When I received the revised essays, I reviewed them along with my wife (also a professional writer) and my daughter, the author. The reviews were done blind, without indicating the source of any of the edits, and we all rated each essay on a 1 to 10 scale. I also threw in a copy that I roughly edited. For the sake of comparison, the raw essay scored an average of 4.8, while my edit garnered a 6.9.
Here’s what the various services cost, and how well they performed.
Total price: $13.91, 48-hour turnaround promised. Edit received within 24 hours.
Scribendi offers seven different turnaround time tiers, but its 72-hour and one-week turnarounds were the same price as the 48-hour turnaround. A four-hour turnaround was quoted at $28.53. Scribendi returned both a changes-tracked version of the document and a “clean” version with all edits accepted. Scribendi’s edit was not just the fastest, it was incredibly thorough—almost nitpicky—with 16 comments or prompts to the writer suggesting avenues for additional content or revisions that were beyond the scope of a simple edit. Oddly, the final edit didn’t resonate with readers, who largely felt it was somewhat awkward and clunky in its overall flow.

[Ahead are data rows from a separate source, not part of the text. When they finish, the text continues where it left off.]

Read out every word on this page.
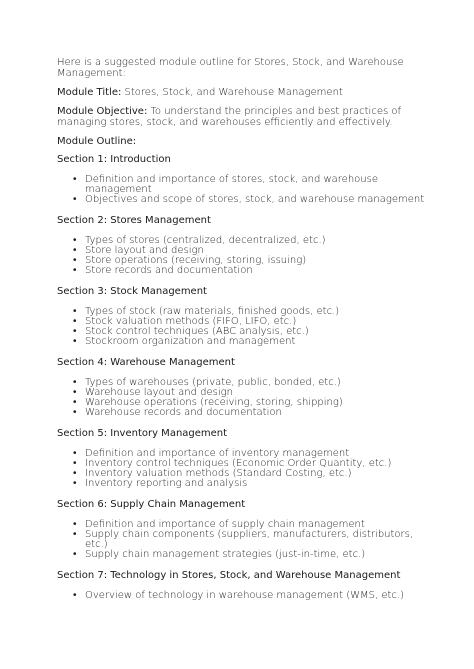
Here is a suggested module outline for Stores, Stock, and Warehouse Management:

Module Title: Stores, Stock, and Warehouse Management

Module Objective: To understand the principles and best practices of managing stores, stock, and warehouses efficiently and effectively.

Module Outline:

Section 1: Introduction

• Definition and importance of stores, stock, and warehouse management
• Objectives and scope of stores, stock, and warehouse management

Section 2: Stores Management

• Types of stores (centralized, decentralized, etc.)
• Store layout and design
• Store operations (receiving, storing, issuing)
• Store records and documentation

Section 3: Stock Management

• Types of stock (raw materials, finished goods, etc.)
• Stock valuation methods (FIFO, LIFO, etc.)
• Stock control techniques (ABC analysis, etc.)
• Stockroom organization and management

Section 4: Warehouse Management

• Types of warehouses (private, public, bonded, etc.)
• Warehouse layout and design
• Warehouse operations (receiving, storing, shipping)
• Warehouse records and documentation

Section 5: Inventory Management

• Definition and importance of inventory management
• Inventory control techniques (Economic Order Quantity, etc.)
• Inventory valuation methods (Standard Costing, etc.)
• Inventory reporting and analysis

Section 6: Supply Chain Management

• Definition and importance of supply chain management
• Supply chain components (suppliers, manufacturers, distributors, etc.)
• Supply chain management strategies (just-in-time, etc.)

Section 7: Technology in Stores, Stock, and Warehouse Management

• Overview of technology in warehouse management (WMS, etc.)
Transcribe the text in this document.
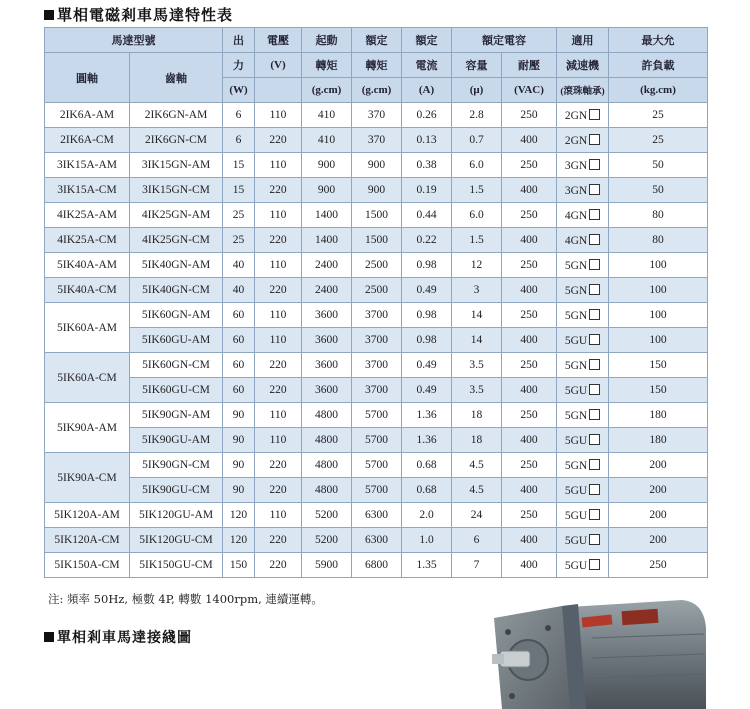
單相電磁剎車馬達特性表
馬達型號		出	電壓	起動	額定	額定	額定電容		適用	最大允
圓軸	齒軸	力	(V)	轉矩	轉矩	電流	容量	耐壓	減速機	許負載
		(W)		(g.cm)	(g.cm)	(A)	(μ)	(VAC)	(滾珠軸承)	(kg.cm)
2IK6A-AM	2IK6GN-AM	6	110	410	370	0.26	2.8	250	2GN	25
2IK6A-CM	2IK6GN-CM	6	220	410	370	0.13	0.7	400	2GN	25
3IK15A-AM	3IK15GN-AM	15	110	900	900	0.38	6.0	250	3GN	50
3IK15A-CM	3IK15GN-CM	15	220	900	900	0.19	1.5	400	3GN	50
4IK25A-AM	4IK25GN-AM	25	110	1400	1500	0.44	6.0	250	4GN	80
4IK25A-CM	4IK25GN-CM	25	220	1400	1500	0.22	1.5	400	4GN	80
5IK40A-AM	5IK40GN-AM	40	110	2400	2500	0.98	12	250	5GN	100
5IK40A-CM	5IK40GN-CM	40	220	2400	2500	0.49	3	400	5GN	100
5IK60A-AM	5IK60GN-AM	60	110	3600	3700	0.98	14	250	5GN	100
	5IK60GU-AM	60	110	3600	3700	0.98	14	400	5GU	100
5IK60A-CM	5IK60GN-CM	60	220	3600	3700	0.49	3.5	250	5GN	150
	5IK60GU-CM	60	220	3600	3700	0.49	3.5	400	5GU	150
5IK90A-AM	5IK90GN-AM	90	110	4800	5700	1.36	18	250	5GN	180
	5IK90GU-AM	90	110	4800	5700	1.36	18	400	5GU	180
5IK90A-CM	5IK90GN-CM	90	220	4800	5700	0.68	4.5	250	5GN	200
	5IK90GU-CM	90	220	4800	5700	0.68	4.5	400	5GU	200
5IK120A-AM	5IK120GU-AM	120	110	5200	6300	2.0	24	250	5GU	200
5IK120A-CM	5IK120GU-CM	120	220	5200	6300	1.0	6	400	5GU	200
5IK150A-CM	5IK150GU-CM	150	220	5900	6800	1.35	7	400	5GU	250
注: 頻率 50Hz, 極數 4P, 轉數 1400rpm, 連續運轉。
單相剎車馬達接綫圖
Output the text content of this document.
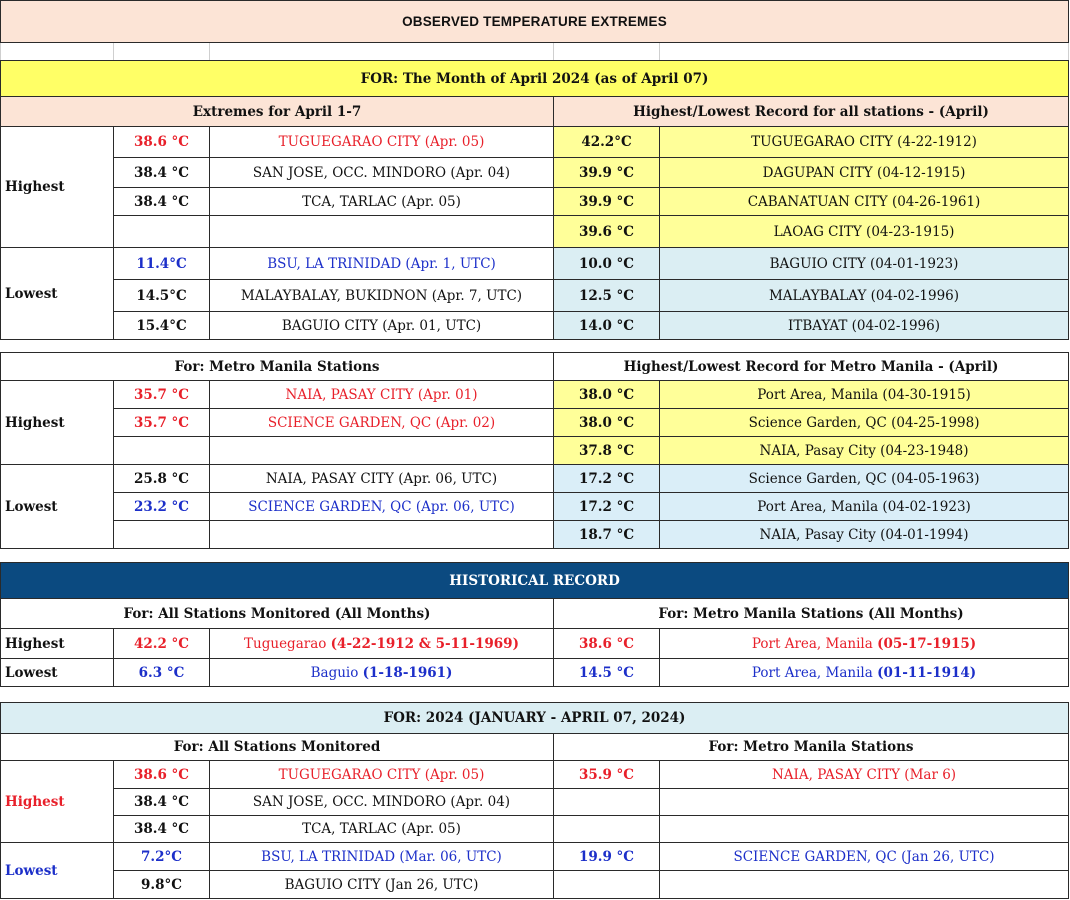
OBSERVED TEMPERATURE EXTREMES				

FOR: The Month of April 2024 (as of April 07)				
Extremes for April 1-7			Highest/Lowest Record for all stations - (April)	
Highest	38.6 °C	TUGUEGARAO CITY (Apr. 05)	42.2°C	TUGUEGARAO CITY (4-22-1912)
	38.4 °C	SAN JOSE, OCC. MINDORO (Apr. 04)	39.9 °C	DAGUPAN CITY (04-12-1915)
	38.4 °C	TCA, TARLAC (Apr. 05)	39.9 °C	CABANATUAN CITY (04-26-1961)
			39.6 °C	LAOAG CITY (04-23-1915)
Lowest	11.4°C	BSU, LA TRINIDAD (Apr. 1, UTC)	10.0 °C	BAGUIO CITY (04-01-1923)
	14.5°C	MALAYBALAY, BUKIDNON (Apr. 7, UTC)	12.5 °C	MALAYBALAY (04-02-1996)
	15.4°C	BAGUIO CITY (Apr. 01, UTC)	14.0 °C	ITBAYAT (04-02-1996)
For: Metro Manila Stations			Highest/Lowest Record for Metro Manila - (April)	
Highest	35.7 °C	NAIA, PASAY CITY (Apr. 01)	38.0 °C	Port Area, Manila (04-30-1915)
	35.7 °C	SCIENCE GARDEN, QC (Apr. 02)	38.0 °C	Science Garden, QC (04-25-1998)
			37.8 °C	NAIA, Pasay City (04-23-1948)
Lowest	25.8 °C	NAIA, PASAY CITY (Apr. 06, UTC)	17.2 °C	Science Garden, QC (04-05-1963)
	23.2 °C	SCIENCE GARDEN, QC (Apr. 06, UTC)	17.2 °C	Port Area, Manila (04-02-1923)
			18.7 °C	NAIA, Pasay City (04-01-1994)
HISTORICAL RECORD				
For: All Stations Monitored (All Months)			For: Metro Manila Stations (All Months)	
Highest	42.2 °C	Tuguegarao (4-22-1912 & 5-11-1969)	38.6 °C	Port Area, Manila (05-17-1915)
Lowest	6.3 °C	Baguio (1-18-1961)	14.5 °C	Port Area, Manila (01-11-1914)
FOR: 2024 (JANUARY - APRIL 07, 2024)				
For: All Stations Monitored			For: Metro Manila Stations	
Highest	38.6 °C	TUGUEGARAO CITY (Apr. 05)	35.9 °C	NAIA, PASAY CITY (Mar 6)
	38.4 °C	SAN JOSE, OCC. MINDORO (Apr. 04)		
	38.4 °C	TCA, TARLAC (Apr. 05)		
Lowest	7.2°C	BSU, LA TRINIDAD (Mar. 06, UTC)	19.9 °C	SCIENCE GARDEN, QC (Jan 26, UTC)
	9.8°C	BAGUIO CITY (Jan 26, UTC)		
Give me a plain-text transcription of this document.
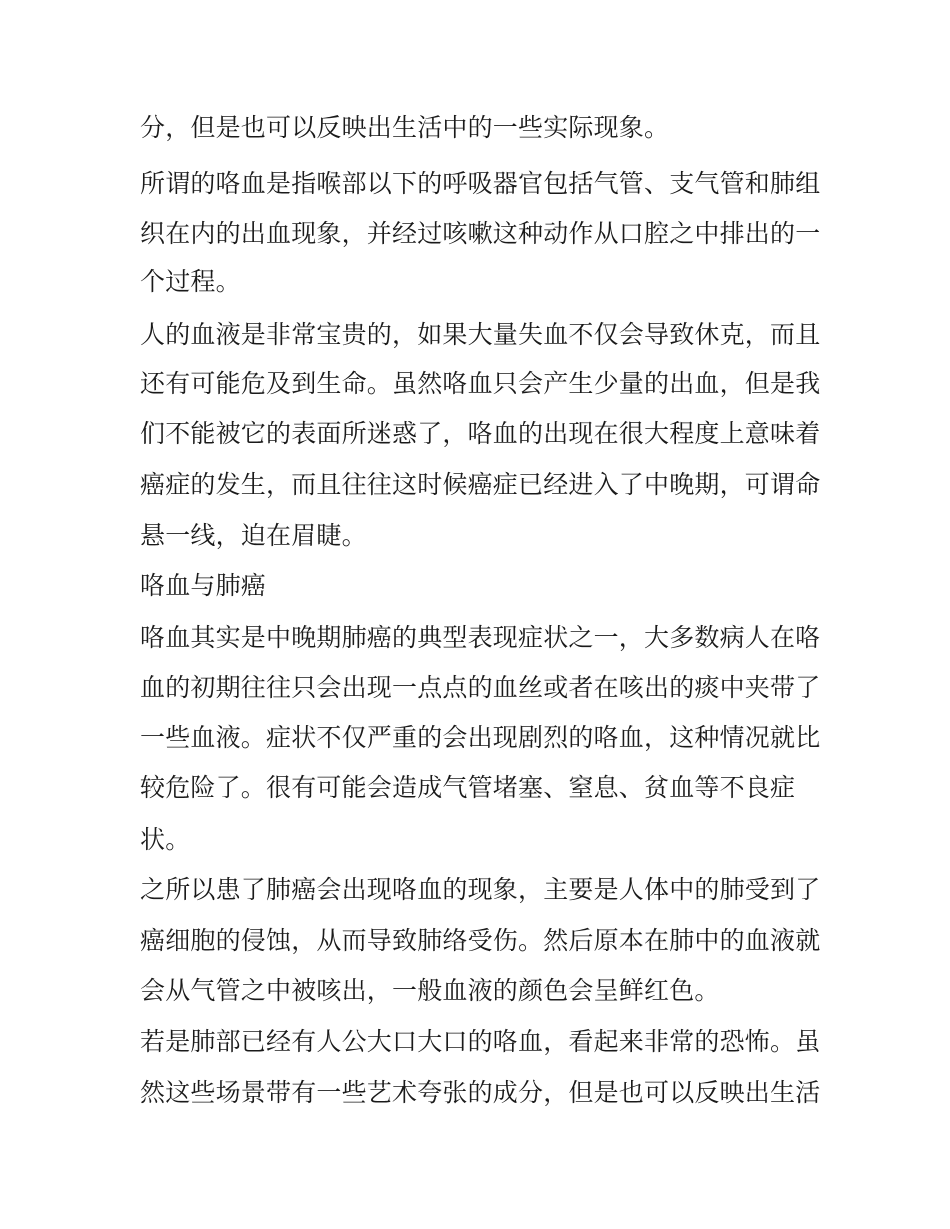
分，但是也可以反映出生活中的一些实际现象。
所谓的咯血是指喉部以下的呼吸器官包括气管、支气管和肺组
织在内的出血现象，并经过咳嗽这种动作从口腔之中排出的一
个过程。
人的血液是非常宝贵的，如果大量失血不仅会导致休克，而且
还有可能危及到生命。虽然咯血只会产生少量的出血，但是我
们不能被它的表面所迷惑了，咯血的出现在很大程度上意味着
癌症的发生，而且往往这时候癌症已经进入了中晚期，可谓命
悬一线，迫在眉睫。
咯血与肺癌
咯血其实是中晚期肺癌的典型表现症状之一，大多数病人在咯
血的初期往往只会出现一点点的血丝或者在咳出的痰中夹带了
一些血液。症状不仅严重的会出现剧烈的咯血，这种情况就比
较危险了。很有可能会造成气管堵塞、窒息、贫血等不良症
状。
之所以患了肺癌会出现咯血的现象，主要是人体中的肺受到了
癌细胞的侵蚀，从而导致肺络受伤。然后原本在肺中的血液就
会从气管之中被咳出，一般血液的颜色会呈鲜红色。
若是肺部已经有人公大口大口的咯血，看起来非常的恐怖。虽
然这些场景带有一些艺术夸张的成分，但是也可以反映出生活
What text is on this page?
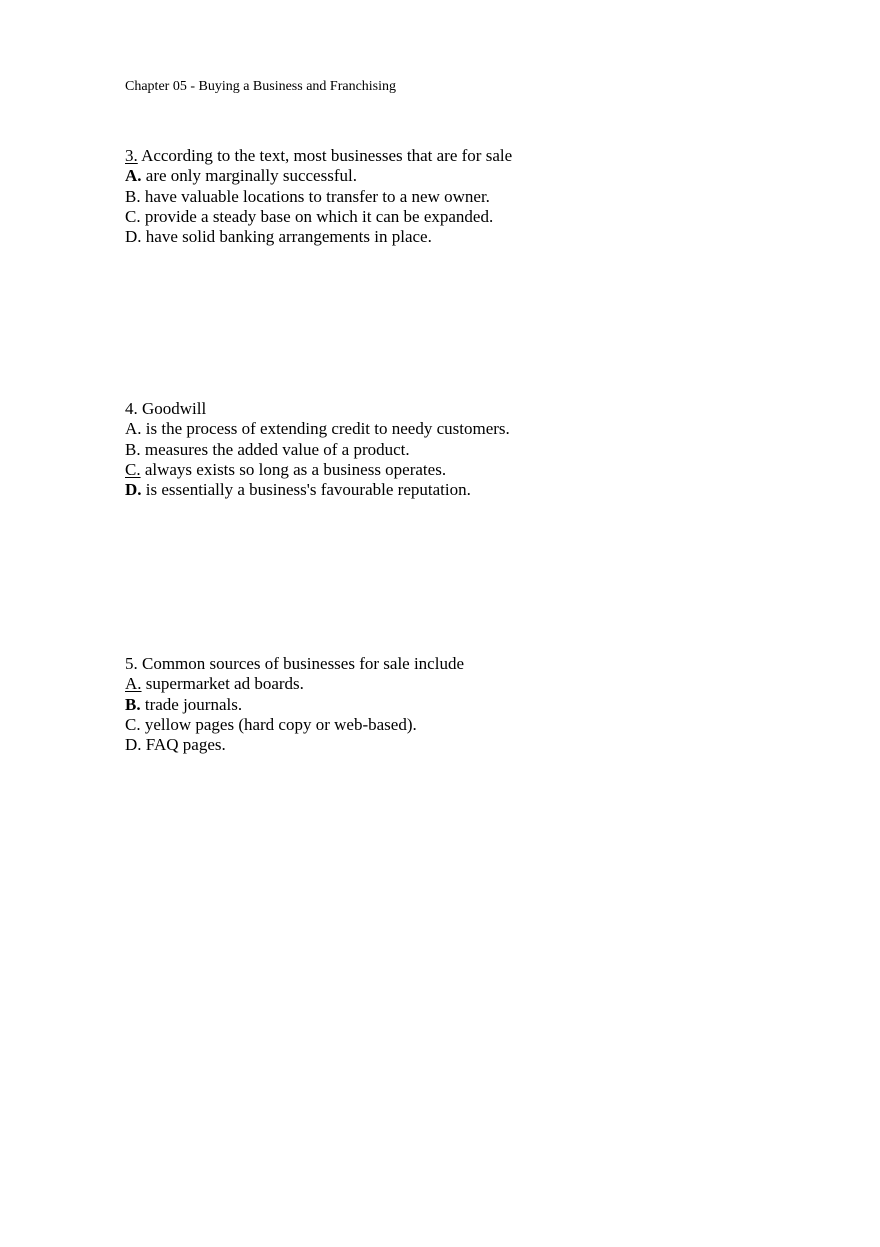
Chapter 05 - Buying a Business and Franchising
3. According to the text, most businesses that are for sale
A. are only marginally successful.
B. have valuable locations to transfer to a new owner.
C. provide a steady base on which it can be expanded.
D. have solid banking arrangements in place.
4. Goodwill
A. is the process of extending credit to needy customers.
B. measures the added value of a product.
C. always exists so long as a business operates.
D. is essentially a business's favourable reputation.
5. Common sources of businesses for sale include
A. supermarket ad boards.
B. trade journals.
C. yellow pages (hard copy or web-based).
D. FAQ pages.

That said, the editor’s notes and the service’s overall speed were a big plusses.
Readers’ rating: 5.0
Total price: $13.90, three-day turnaround promised. Edit received after two days.
Elite Editing has an Advanced Editing service for $40, but the $13.90 plan I chose offers only “basic editing,” which doesn’t include “suggested rewrites to eliminate awkward phrasing, repetition, passive voice, etc.” and “taking into account your original assignment.” Three days is the standard turnaround; one-day turnaround for the Basic Editing plan would have cost $19.90. The site crashed when I checked out, but my payment and submission both went through successfully. As promised, Elite’s edit was indeed basic. Its editor made the fewest changes of any of the services and left only three comments, one of which was about whether the use of indentations and double-spacing was appropriate. While Elite’s edits were correct, they weren’t terribly deep—although that was enough to propel it to a second-place finish from the readers.
Readers’ rating: 5.7
Total price: $15.32, five-day turnaround promised. Edit received after four days.
Wordvice has eight different pricing tiers, with rates as low as 4 cents per word for a seven-day turnaround, though that tier was limited to materials longer than 3,000 words. The five-day turnaround tier was only marginally more expensive. When I received Wordvice’s edited document, I was offered an upsell for a “second look” (basically another edit) for 30 percent off. Wordvice’s embedded commentary was nearly as thorough as Scribendi’s, though Wordvice was less obsessive over grammar and more focused on overall clarity. Turns out that was the right move: Wordvice’s edit was the overall favorite of the quartet, and the finished draft reads cleanly and clearly.
Readers’ rating: 6.3
Total price: $31.33, seven-day turnaround promised. Edit received after four days.
Scribbr initially quoted a price of $25.36, but I shelled out an extra $6 for both the “structure check” and “clarity check” options, despite not really understanding what those were. Prices include a 2 percent surcharge for using a credit card. For those in a hurry, 24-hour turnaround doubles the price. Scribbr seems more focused on editing academic coursework essays than admissions essays, with a relatively formal structure applied to its edits (removing contractions completely, for example). Editor’s commentary was sparse, though on target. This draft was the most divisive of the services, earning high marks from my wife but very low marks from my daughter, who thought it stripped the writing of her voice.